As you may have guessed, parents in the school district (and presumably across the US) are asking a lot of questions, namely why the students weren’t simply taken away from the vicinity of the squirrel. They are also questioning why the officer thought it was safe to spray mace with so many students around or prudent to harm an animal that could have just as easily been restrained by an upturned trashcan.
After the incident, animal control officers did just that—secured the squirrel and took it back to their shelter. It was cared for and released back into the wild within a few days prompting Guns.com to ask, “Now how hard was that?”
Though hunters may traditionally be a community at odds with the animal right’s agenda, its important to remember our sports’ underlying philosophy—the Sportsman’s Code of Ethics—and a major tenet of this code is showing reverence to wildlife.

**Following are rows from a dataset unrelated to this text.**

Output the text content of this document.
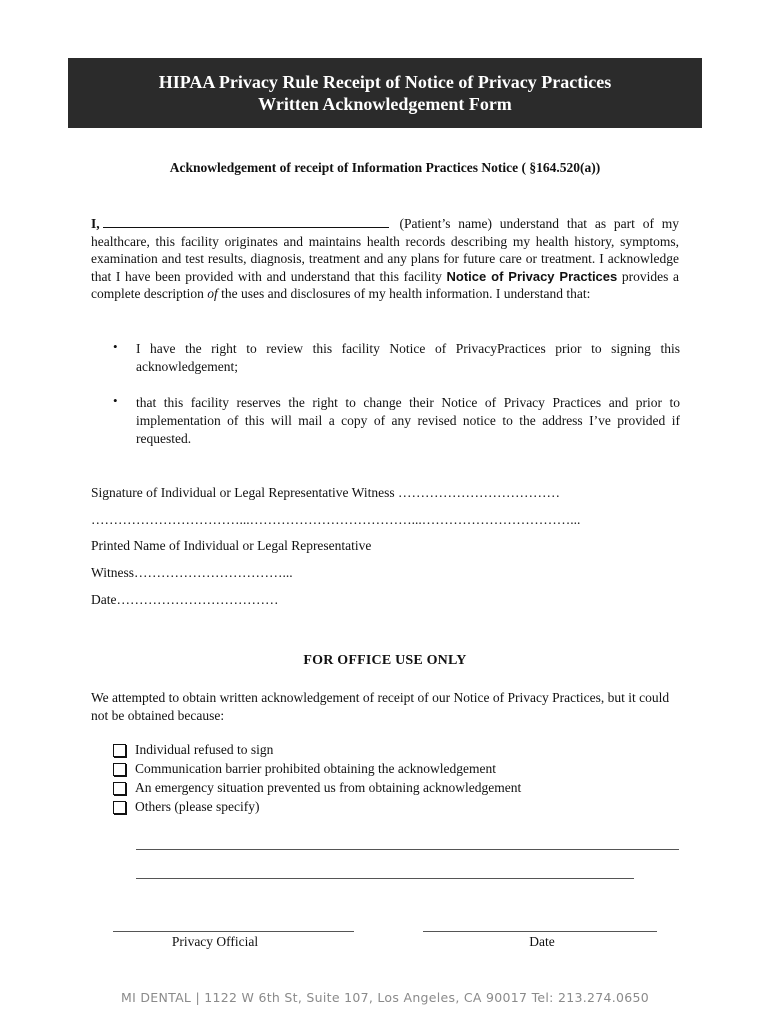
HIPAA Privacy Rule Receipt of Notice of Privacy Practices
Written Acknowledgement Form
Acknowledgement of receipt of Information Practices Notice ( §164.520(a))
I,	(Patient’s name) understand that as part of my healthcare, this facility originates and maintains health records describing my health history, symptoms, examination and test results, diagnosis, treatment and any plans for future care or treatment. I acknowledge that I have been provided with and understand that this facility Notice of Privacy Practices provides a complete description of the uses and disclosures of my health information. I understand that:
• I have the right to review this facility Notice of PrivacyPractices prior to signing this acknowledgement;
• that this facility reserves the right to change their Notice of Privacy Practices and prior to implementation of this will mail a copy of any revised notice to the address I’ve provided if requested.
Signature of Individual or Legal Representative Witness ………………………………
……………………………...………………………………...……………………………...
Printed Name of Individual or Legal Representative
Witness……………………………...
Date………………………………
FOR OFFICE USE ONLY
We attempted to obtain written acknowledgement of receipt of our Notice of Privacy Practices, but it could not be obtained because:
Individual refused to sign
Communication barrier prohibited obtaining the acknowledgement
An emergency situation prevented us from obtaining acknowledgement
Others (please specify)
Privacy Official	Date
MI DENTAL | 1122 W 6th St, Suite 107, Los Angeles, CA 90017 Tel: 213.274.0650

Hunters that adhere to the Code believe that when you kill an animal, it should be taken as cleanly and as humanely as possible and to do it otherwise is a dishonor (if not a painful and cathartic reality at times).
Taking an animal cleanly requires us to wait, to choose shots and to pass on animals and, if there’s any parallels to be drawn between the Hunter’s Code of Ethics and this incident in Texas, we would all do well to remember it’s ultimately our own choices in the woods (and in life) that determine whether or not we are acting honorably, regardless of our intentions.